Another testimony in the weekly press: that of around ten women who are breaking the silence on sexual violence in the army. They decree the end of silence within the “great mute”. This is a new stage in the #MeToo movement, assures

Paris Match

.

Traumatized, but dignified, like Ninon, 23 years old, crushed by the feeling of injustice. Sexually assaulted by her superior a few years ago, she had the courage to speak out, she and seven other women, who accused her in particular of rape. But in response, the army imposes a new unit commander and above all silence regarding the “incident”. Lonely, Ninon goes on sick leave... until being written off in 2023 for unregularized absences. At the same time, his attacker received a promotion! Widespread impunity reports

Match 

: of the 226 cases of sexual violence or sexist outrage reported in the Army in 2023, barely half were the subject of disciplinary sanctions.

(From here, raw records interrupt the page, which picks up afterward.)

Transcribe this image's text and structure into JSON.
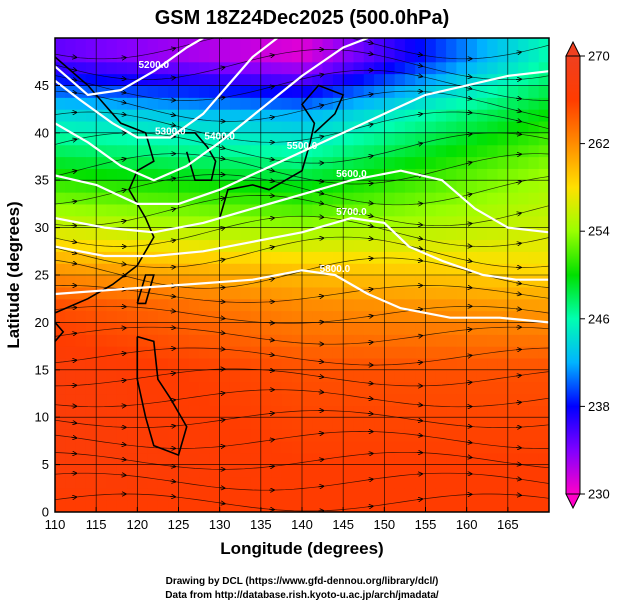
{
  "chart_data": {
    "type": "heatmap",
    "title": "GSM 18Z24Dec2025 (500.0hPa)",
    "xlabel": "Longitude (degrees)",
    "ylabel": "Latitude  (degrees)",
    "xlim": [
      110,
      170
    ],
    "ylim": [
      0,
      50
    ],
    "x_ticks": [
      "110",
      "115",
      "120",
      "125",
      "130",
      "135",
      "140",
      "145",
      "150",
      "155",
      "160",
      "165"
    ],
    "y_ticks": [
      "0",
      "5",
      "10",
      "15",
      "20",
      "25",
      "30",
      "35",
      "40",
      "45"
    ],
    "grid": true,
    "colorbar": {
      "min": 230,
      "max": 270,
      "ticks": [
        "230",
        "238",
        "246",
        "254",
        "262",
        "270"
      ],
      "colors": [
        "#ff00c8",
        "#8000ff",
        "#0000ff",
        "#00b4ff",
        "#00ffb0",
        "#00e000",
        "#9aff00",
        "#ffe000",
        "#ff8c00",
        "#ff3c00",
        "#f04020"
      ]
    },
    "temperature_field_bands": [
      {
        "lat": 48,
        "west_value": 235,
        "mid_value": 231,
        "east_value": 246
      },
      {
        "lat": 42,
        "west_value": 244,
        "mid_value": 242,
        "east_value": 250
      },
      {
        "lat": 36,
        "west_value": 250,
        "mid_value": 248,
        "east_value": 254
      },
      {
        "lat": 30,
        "west_value": 256,
        "mid_value": 254,
        "east_value": 256
      },
      {
        "lat": 26,
        "west_value": 261,
        "mid_value": 259,
        "east_value": 258
      },
      {
        "lat": 22,
        "west_value": 265,
        "mid_value": 262,
        "east_value": 261
      },
      {
        "lat": 15,
        "west_value": 267,
        "mid_value": 265,
        "east_value": 265
      },
      {
        "lat": 5,
        "west_value": 267,
        "mid_value": 266,
        "east_value": 266
      },
      {
        "lat": 0,
        "west_value": 266,
        "mid_value": 266,
        "east_value": 266
      }
    ],
    "contours": [
      {
        "level": "5200.0",
        "points": [
          [
            110,
            47
          ],
          [
            114,
            44
          ],
          [
            118,
            44.5
          ],
          [
            122,
            46.5
          ],
          [
            126,
            49
          ],
          [
            128,
            50
          ]
        ]
      },
      {
        "level": "5300.0",
        "points": [
          [
            110,
            45.5
          ],
          [
            113,
            43.5
          ],
          [
            117,
            41
          ],
          [
            120,
            39.5
          ],
          [
            124,
            39.5
          ],
          [
            128,
            42
          ],
          [
            131,
            45
          ],
          [
            134,
            48
          ],
          [
            137,
            50
          ]
        ]
      },
      {
        "level": "5400.0",
        "points": [
          [
            110,
            41
          ],
          [
            114,
            39
          ],
          [
            118,
            36.5
          ],
          [
            122,
            35
          ],
          [
            126,
            36.5
          ],
          [
            130,
            39
          ],
          [
            135,
            42.5
          ],
          [
            140,
            46
          ],
          [
            145,
            49
          ],
          [
            148,
            50
          ]
        ]
      },
      {
        "level": "5500.0",
        "points": [
          [
            110,
            35.5
          ],
          [
            115,
            34.5
          ],
          [
            120,
            32.5
          ],
          [
            125,
            32.5
          ],
          [
            130,
            34
          ],
          [
            135,
            36
          ],
          [
            140,
            38
          ],
          [
            145,
            40
          ],
          [
            150,
            42
          ],
          [
            155,
            44
          ],
          [
            160,
            45
          ],
          [
            165,
            46
          ],
          [
            170,
            46.5
          ]
        ]
      },
      {
        "level": "5600.0",
        "points": [
          [
            110,
            31
          ],
          [
            116,
            30
          ],
          [
            122,
            29.5
          ],
          [
            128,
            30.5
          ],
          [
            134,
            32
          ],
          [
            140,
            33.5
          ],
          [
            146,
            35
          ],
          [
            152,
            36
          ],
          [
            157,
            35
          ],
          [
            161,
            32
          ],
          [
            165,
            30
          ],
          [
            170,
            29.5
          ]
        ]
      },
      {
        "level": "5700.0",
        "points": [
          [
            110,
            28
          ],
          [
            116,
            27
          ],
          [
            122,
            27
          ],
          [
            128,
            27.5
          ],
          [
            134,
            28.5
          ],
          [
            140,
            29.5
          ],
          [
            146,
            31
          ],
          [
            150,
            30.5
          ],
          [
            153,
            28
          ],
          [
            157,
            26.5
          ],
          [
            162,
            25
          ],
          [
            166,
            24.5
          ],
          [
            170,
            24.5
          ]
        ]
      },
      {
        "level": "5800.0",
        "points": [
          [
            110,
            23
          ],
          [
            118,
            23.5
          ],
          [
            126,
            24
          ],
          [
            134,
            24.5
          ],
          [
            140,
            25.5
          ],
          [
            144,
            25
          ],
          [
            148,
            23
          ],
          [
            152,
            21.5
          ],
          [
            158,
            20.5
          ],
          [
            164,
            20.5
          ],
          [
            170,
            20
          ]
        ]
      }
    ],
    "contour_labels": [
      "5200.0",
      "5300.0",
      "5400.0",
      "5500.0",
      "5600.0",
      "5700.0",
      "5800.0"
    ]
  },
  "footer": {
    "drawing_credit": "Drawing by DCL (https://www.gfd-dennou.org/library/dcl/)",
    "data_credit": "Data from http://database.rish.kyoto-u.ac.jp/arch/jmadata/"
  }
}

Finally, discover the story of the training of Ukrainian athletes, who continue their preparation for the Olympic Games, despite the war. These are champions who dream of the Games, read in

L'Express

this week. The weekly immerses us in kyiv, in the daily training, threatened by a missile or a drone. Several times a day, the diving team interrupts their training to take refuge under the pool, in the shelters. Recovery, essential for athletes, is also undermined by stress and waking up suddenly to the echo of the bombings. With the airspace closed, it takes them several days to travel to preparatory competitions abroad. But there is no question of giving up. For Oleksiy, winning an Olympic medal is a dream: "A lot of people would hear good things about Ukraine," he confides, he who wants to prove that we can get on the first step of the podium, even when his country is at war.